Dominic Cummings has revealed he has provided written evidence to the investigation into Downing Street parties during lockdown – and claims “other damaging stories” will emerge until Boris Johnson is out of office.
Sue Gray is looking into parties and gatherings in Number 10 and other government departments during COVID-19 restrictions in 2020 and 2021.
Live politics updates as PM faces crucial week
Mr Johnson was asked today for a comment on Downing Street scandals – but said “you’ve got to wait” for Ms Gray’s report to be published.
The Cabinet Office report is due to be released this week.
Mr Cummings, who left Downing Street in November 2020 and has since been a fierce critic of Mr Johnson, made his latest comments on his Substack page.

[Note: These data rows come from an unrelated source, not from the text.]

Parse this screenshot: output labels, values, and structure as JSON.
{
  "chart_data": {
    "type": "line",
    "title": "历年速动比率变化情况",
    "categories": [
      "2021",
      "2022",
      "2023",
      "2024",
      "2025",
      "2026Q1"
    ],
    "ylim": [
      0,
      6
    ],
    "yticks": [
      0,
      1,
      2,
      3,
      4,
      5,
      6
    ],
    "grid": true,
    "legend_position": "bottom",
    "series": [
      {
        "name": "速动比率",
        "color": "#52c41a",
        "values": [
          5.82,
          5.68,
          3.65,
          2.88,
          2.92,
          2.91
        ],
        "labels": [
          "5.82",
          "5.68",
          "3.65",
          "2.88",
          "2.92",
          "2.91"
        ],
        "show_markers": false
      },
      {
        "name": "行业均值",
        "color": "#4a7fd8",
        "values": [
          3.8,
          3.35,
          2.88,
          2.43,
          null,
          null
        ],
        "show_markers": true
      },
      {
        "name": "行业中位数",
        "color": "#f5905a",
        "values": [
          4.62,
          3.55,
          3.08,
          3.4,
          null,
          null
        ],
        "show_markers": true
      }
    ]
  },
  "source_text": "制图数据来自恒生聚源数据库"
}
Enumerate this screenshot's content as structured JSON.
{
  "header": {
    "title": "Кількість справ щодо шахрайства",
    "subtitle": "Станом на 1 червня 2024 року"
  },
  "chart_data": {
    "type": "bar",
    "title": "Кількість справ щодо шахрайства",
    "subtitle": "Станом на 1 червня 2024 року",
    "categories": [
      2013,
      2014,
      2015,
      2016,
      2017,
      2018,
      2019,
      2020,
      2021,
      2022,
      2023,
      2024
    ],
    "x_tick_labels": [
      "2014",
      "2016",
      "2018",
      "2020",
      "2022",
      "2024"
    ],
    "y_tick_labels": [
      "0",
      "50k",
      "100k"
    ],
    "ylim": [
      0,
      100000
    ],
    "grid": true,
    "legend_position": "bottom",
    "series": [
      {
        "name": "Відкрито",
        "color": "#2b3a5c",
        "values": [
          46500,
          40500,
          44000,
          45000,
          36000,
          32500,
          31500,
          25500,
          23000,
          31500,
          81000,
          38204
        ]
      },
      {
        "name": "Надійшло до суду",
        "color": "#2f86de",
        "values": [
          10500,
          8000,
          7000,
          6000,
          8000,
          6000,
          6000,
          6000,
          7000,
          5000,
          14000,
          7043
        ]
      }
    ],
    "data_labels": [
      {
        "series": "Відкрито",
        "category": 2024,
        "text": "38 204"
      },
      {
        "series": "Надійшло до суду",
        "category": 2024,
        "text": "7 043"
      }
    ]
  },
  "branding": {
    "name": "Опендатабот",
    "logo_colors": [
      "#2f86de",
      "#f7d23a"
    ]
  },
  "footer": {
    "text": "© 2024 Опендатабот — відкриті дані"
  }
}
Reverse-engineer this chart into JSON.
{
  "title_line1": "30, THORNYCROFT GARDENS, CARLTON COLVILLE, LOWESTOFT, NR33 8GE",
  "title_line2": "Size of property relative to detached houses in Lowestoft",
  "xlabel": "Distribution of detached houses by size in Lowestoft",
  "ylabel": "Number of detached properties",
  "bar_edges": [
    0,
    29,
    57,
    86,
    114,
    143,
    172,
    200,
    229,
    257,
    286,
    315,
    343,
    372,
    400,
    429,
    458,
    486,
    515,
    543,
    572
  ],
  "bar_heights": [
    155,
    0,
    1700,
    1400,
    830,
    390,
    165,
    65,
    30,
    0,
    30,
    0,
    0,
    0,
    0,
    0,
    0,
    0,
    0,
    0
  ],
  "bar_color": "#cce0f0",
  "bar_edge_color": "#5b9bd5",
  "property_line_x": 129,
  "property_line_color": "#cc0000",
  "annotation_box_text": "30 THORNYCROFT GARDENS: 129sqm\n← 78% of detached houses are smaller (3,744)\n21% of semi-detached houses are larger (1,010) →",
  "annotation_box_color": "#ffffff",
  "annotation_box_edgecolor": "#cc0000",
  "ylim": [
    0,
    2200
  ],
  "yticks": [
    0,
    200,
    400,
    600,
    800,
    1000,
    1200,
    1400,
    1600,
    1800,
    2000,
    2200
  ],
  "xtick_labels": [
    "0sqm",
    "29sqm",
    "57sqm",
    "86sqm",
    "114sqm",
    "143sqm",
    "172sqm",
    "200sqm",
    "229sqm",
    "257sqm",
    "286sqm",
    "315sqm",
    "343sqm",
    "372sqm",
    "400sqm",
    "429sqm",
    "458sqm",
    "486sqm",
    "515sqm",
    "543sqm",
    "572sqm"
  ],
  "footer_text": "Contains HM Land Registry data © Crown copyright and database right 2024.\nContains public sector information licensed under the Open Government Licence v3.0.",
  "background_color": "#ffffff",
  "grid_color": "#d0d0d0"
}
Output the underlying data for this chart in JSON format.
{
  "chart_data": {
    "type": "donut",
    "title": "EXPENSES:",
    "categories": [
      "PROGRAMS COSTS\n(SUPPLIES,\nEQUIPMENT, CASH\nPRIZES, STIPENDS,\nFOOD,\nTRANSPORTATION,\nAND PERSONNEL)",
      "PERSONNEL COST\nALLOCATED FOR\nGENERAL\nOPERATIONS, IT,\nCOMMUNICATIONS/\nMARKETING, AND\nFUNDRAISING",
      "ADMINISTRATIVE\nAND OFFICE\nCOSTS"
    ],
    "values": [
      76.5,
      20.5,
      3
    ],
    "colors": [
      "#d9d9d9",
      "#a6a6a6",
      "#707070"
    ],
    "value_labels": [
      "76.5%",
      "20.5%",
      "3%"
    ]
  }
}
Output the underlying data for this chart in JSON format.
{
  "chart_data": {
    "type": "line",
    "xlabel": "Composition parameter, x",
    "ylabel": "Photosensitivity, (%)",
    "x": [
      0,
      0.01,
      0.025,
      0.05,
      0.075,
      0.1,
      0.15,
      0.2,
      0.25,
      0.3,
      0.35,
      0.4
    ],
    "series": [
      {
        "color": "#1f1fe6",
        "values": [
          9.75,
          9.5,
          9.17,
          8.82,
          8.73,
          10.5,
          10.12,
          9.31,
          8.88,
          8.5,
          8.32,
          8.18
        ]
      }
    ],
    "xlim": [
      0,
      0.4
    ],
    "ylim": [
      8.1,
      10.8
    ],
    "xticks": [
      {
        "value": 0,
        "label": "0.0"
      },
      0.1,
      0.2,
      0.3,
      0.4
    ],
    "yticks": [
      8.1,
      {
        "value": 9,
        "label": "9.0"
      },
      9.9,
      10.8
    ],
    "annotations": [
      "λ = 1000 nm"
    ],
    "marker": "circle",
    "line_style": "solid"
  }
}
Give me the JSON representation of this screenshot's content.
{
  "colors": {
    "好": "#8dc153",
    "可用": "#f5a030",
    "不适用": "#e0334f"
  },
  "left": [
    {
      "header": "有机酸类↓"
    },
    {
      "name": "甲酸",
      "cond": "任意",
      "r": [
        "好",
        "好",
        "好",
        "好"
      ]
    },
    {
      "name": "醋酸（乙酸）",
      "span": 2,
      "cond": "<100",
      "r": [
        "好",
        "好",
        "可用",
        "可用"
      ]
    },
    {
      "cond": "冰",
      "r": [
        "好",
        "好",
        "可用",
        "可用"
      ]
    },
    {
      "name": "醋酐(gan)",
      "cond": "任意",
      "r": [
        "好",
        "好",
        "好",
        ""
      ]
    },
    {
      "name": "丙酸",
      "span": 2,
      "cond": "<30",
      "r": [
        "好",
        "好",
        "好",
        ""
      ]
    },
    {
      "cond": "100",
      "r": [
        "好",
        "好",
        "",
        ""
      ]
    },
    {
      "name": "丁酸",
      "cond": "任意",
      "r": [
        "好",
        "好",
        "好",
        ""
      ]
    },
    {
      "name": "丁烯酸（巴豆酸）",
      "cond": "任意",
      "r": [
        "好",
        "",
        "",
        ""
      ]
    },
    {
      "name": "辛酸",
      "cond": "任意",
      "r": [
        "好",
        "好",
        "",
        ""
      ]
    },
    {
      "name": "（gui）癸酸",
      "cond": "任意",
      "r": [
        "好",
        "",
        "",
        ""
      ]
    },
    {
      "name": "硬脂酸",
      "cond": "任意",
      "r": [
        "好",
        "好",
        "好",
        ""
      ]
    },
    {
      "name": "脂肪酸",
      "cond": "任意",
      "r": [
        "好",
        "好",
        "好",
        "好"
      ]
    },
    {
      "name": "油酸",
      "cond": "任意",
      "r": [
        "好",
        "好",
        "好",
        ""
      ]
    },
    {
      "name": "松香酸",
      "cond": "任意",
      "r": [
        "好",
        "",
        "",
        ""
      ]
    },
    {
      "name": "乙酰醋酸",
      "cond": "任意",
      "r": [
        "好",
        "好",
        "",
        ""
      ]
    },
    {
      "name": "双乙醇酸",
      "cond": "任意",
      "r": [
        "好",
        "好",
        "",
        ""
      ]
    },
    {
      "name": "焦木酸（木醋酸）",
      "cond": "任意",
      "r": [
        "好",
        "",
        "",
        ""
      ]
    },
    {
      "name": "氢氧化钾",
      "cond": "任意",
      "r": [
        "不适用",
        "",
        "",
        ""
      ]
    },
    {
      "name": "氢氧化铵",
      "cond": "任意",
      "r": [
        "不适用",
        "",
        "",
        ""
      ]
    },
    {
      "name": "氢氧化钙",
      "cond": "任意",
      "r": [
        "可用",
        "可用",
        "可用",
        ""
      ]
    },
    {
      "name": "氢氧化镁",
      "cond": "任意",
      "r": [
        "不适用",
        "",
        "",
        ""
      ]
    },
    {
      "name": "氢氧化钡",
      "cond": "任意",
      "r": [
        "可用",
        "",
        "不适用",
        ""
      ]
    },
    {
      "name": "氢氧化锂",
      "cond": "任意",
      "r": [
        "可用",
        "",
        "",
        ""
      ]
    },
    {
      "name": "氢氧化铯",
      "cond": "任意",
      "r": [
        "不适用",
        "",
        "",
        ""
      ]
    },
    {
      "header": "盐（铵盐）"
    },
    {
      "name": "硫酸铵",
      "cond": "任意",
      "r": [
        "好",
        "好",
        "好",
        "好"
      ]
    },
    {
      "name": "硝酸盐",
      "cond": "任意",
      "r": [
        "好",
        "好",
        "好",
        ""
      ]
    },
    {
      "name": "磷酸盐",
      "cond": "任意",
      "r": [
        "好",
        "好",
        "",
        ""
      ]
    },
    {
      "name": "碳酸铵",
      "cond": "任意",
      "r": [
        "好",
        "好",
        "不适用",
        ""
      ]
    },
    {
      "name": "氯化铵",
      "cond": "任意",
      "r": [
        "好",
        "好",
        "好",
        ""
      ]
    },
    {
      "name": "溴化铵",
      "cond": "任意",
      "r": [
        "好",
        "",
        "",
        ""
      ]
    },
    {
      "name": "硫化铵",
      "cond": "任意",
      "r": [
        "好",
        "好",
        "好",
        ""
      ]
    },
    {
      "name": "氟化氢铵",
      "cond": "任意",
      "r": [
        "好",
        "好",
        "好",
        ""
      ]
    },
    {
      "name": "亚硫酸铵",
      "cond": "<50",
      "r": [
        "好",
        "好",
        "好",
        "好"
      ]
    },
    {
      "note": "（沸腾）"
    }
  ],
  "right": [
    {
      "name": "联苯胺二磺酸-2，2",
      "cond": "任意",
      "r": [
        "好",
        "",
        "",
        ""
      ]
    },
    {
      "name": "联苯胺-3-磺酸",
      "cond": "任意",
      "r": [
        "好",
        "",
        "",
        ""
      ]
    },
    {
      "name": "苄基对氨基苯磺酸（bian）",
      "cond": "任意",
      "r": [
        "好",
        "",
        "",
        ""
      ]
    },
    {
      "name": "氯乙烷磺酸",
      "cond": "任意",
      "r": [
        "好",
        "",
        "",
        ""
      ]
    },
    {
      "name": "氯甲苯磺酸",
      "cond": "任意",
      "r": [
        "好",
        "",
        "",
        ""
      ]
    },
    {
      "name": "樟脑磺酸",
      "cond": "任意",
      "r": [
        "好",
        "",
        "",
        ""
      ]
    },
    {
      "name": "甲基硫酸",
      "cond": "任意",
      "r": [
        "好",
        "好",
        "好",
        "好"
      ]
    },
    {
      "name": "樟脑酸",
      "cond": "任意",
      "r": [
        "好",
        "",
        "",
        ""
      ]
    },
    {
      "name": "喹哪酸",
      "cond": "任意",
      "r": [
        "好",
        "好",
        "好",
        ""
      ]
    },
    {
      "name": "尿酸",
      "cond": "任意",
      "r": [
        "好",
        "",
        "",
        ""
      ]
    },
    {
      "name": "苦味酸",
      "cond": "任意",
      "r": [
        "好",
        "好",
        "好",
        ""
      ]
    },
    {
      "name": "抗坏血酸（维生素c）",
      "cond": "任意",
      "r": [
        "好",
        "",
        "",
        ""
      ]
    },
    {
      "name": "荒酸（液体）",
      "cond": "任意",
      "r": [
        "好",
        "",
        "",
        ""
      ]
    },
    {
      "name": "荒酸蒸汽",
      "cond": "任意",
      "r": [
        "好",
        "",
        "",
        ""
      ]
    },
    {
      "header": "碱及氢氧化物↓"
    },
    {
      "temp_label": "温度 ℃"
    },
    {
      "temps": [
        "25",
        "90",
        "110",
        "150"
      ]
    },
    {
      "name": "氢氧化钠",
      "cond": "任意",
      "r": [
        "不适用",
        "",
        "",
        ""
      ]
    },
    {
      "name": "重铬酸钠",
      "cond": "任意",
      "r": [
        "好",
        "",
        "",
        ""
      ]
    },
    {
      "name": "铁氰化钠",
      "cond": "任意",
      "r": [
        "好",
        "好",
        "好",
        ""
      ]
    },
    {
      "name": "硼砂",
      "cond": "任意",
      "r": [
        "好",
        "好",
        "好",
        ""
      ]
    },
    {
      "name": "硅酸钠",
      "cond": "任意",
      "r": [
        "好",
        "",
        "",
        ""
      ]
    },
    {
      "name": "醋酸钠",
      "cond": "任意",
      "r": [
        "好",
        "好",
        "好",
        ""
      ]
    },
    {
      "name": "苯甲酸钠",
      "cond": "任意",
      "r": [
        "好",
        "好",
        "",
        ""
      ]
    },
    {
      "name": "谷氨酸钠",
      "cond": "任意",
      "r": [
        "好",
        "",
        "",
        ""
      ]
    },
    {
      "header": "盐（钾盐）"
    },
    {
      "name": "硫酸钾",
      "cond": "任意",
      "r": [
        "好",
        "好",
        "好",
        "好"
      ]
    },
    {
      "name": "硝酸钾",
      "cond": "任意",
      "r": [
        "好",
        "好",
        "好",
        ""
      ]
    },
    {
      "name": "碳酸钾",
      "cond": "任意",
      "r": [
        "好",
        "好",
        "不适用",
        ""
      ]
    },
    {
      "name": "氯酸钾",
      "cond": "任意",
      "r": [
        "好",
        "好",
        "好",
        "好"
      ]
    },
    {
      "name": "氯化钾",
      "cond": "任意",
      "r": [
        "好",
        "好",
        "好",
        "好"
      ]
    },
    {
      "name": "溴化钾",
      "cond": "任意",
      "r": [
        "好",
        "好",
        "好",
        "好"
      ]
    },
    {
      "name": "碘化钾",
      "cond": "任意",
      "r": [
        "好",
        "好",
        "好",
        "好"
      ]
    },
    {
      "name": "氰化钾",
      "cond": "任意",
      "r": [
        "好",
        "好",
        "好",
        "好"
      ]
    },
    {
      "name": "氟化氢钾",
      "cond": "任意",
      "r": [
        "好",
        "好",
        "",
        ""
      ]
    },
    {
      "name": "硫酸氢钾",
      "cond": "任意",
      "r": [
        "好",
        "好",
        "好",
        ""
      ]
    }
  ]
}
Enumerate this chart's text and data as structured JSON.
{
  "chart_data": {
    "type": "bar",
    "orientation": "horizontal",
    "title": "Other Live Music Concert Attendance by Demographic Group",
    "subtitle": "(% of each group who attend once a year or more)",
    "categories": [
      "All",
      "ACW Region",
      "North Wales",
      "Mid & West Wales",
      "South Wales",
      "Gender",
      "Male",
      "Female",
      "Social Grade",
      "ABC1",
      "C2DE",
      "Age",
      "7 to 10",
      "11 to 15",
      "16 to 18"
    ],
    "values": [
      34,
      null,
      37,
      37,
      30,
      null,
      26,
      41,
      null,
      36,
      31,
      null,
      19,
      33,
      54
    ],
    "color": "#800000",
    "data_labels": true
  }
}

He said he told Ms Gray that he would only give evidence in writing because “if we speak the PM will invent nonsense and spin it to the media and you and I will both have problems”.
Mr Cummings said he told Ms Gray “let’s keep everything in writing” as “therefore he [the PM] cannot invent things I’ve supposedly said to you, there is only a written record, this makes both our lives easier. She agreed.”
He continued: “So I have answered questions in writing and will answer further questions in writing if she wants.
“But I will not speak and therefore provide the PM with more chances to lie and confuse everybody.”
Speaking during a visit to a hospital on Monday, Mr Johnson said people would have to “wait” for the Cabinet Office report to come out.
Mr Cummings latest comments come as an unnamed source told The Daily Telegraph that Metropolitan Police officers have provided “a lot of information” to Ms Gray.
When asked how significant this material is, they added: “Put it this way, if Boris Johnson is still prime minister by the end of the week, I’d be very surprised.”
Mr Johnson has said he will make the findings of the Cabinet Office investigation public and also make a statement to MPs.
Speaking on Monday, the PM’s spokesman suggested it could be up to Mr Johnson what exactly is released into the public domain from Ms Gray’s report.
He said: “It’s very much our intention to publish the findings in full as set out in the terms of reference.”
But asked if Ms Gray could request that the report be published in its entirety – even if the PM disagreed – the spokesman said: “I think it is a report that comes to the prime minister.”
If it is critical of the PM, it will increase the pressure on him and could spark a vote of no confidence in his leadership if enough Conservative MPs demand a ballot.
Under party rules, once the total number of letters reaches 54 – 15% of Tory MPs – the 1922 Committee must call a vote of confidence in the leader.